Читаем Том 8. Статьи, заметки, письма полностью

Сами Вы, пожалуйста, не утруждайте себя ответом ко мне, многоуважаемый Михаиле Евграфович, а мне позвольте досказать Вам еще два-три слова по поводу созданного Вами типа Иудушки: у меня это очень на сердце лежит – и притом мне теперь почти никогда не приходится говорить об этих вещах – и по старости и потому, что не с кем. Я очень рад, что мое первое письмо не рассердило Вас, чего я крайне боялся. Я, гуляя, занес его сам, чтобы оставить, если не застану Вас дома, но, узнавши, что Вы больны, не решился войти. Мне кажется, что, неся на себе двойное бремя, то есть и «Отечественные записки» и свою собственную часть, Вы долго не оправитесь вполне так, как я видел Вас в первый раз по возвращении из-за границы.

Обращаюсь к Иудушке.

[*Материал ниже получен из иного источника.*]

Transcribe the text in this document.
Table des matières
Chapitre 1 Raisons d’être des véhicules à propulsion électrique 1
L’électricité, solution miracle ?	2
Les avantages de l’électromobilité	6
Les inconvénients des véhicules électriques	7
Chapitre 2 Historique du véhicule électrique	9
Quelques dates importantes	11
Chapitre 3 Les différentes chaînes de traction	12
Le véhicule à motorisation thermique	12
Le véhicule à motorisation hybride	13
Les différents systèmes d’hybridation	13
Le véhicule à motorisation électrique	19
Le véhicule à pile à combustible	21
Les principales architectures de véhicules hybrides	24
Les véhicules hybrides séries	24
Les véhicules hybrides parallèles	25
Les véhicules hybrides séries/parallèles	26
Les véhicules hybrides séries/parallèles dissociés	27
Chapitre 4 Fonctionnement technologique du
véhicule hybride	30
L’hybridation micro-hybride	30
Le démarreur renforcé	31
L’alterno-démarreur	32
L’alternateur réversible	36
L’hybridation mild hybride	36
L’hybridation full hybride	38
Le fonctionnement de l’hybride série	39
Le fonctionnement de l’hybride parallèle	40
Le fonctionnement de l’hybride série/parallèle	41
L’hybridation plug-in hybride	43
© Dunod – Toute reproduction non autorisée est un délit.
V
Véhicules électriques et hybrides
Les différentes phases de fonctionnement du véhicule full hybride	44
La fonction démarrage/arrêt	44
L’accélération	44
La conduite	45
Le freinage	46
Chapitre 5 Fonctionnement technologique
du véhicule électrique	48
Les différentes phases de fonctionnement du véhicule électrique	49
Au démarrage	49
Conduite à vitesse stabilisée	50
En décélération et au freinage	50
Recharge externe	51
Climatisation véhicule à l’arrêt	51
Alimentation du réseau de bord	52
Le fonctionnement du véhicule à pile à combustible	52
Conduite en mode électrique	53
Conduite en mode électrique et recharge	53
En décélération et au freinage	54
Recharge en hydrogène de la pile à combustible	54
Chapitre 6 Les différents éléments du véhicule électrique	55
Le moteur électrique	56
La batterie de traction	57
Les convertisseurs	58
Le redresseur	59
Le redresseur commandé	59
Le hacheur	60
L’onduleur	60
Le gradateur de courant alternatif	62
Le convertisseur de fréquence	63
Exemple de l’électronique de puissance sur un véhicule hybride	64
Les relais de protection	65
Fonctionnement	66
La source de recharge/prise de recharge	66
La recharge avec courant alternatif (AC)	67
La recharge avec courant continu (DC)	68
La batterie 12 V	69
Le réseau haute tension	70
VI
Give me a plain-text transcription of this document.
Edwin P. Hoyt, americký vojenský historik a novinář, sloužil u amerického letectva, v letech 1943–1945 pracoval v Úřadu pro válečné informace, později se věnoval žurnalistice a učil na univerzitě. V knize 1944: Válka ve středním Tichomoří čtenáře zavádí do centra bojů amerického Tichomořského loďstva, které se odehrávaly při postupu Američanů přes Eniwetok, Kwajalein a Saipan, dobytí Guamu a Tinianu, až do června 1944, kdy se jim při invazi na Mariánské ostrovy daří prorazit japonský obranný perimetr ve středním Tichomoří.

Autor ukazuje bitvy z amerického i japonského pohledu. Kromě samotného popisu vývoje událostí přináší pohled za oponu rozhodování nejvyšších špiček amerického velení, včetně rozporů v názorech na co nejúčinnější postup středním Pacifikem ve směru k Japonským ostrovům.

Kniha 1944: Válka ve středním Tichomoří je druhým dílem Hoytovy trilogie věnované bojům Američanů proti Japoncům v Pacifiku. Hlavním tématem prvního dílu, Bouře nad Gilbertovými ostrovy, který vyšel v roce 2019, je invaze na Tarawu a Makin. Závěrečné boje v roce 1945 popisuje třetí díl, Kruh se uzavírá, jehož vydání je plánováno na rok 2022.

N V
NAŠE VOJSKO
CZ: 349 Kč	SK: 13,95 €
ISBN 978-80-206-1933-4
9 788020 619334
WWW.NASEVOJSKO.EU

Вы правы, говоря, что у него должен быть свой Седан, именно Седан – в смысле только конца. Настоящий герой Седана, тоже безутробный1, не бросился под пули и штыки (как один из его генералов, кажется Дуэ), когда увидел, что все кончено, а положил шпагу к ногам Вильгельма и закурил папироску. В Вильгельмсхёе он катался на коньках и пал только от разрыва мочевого пузыря.

И в Вашего Иудушку упадет молния, попалит в нем все, но на спаленной почве ничего нового, кроме прежнего же, если б он ожил, взойти не может.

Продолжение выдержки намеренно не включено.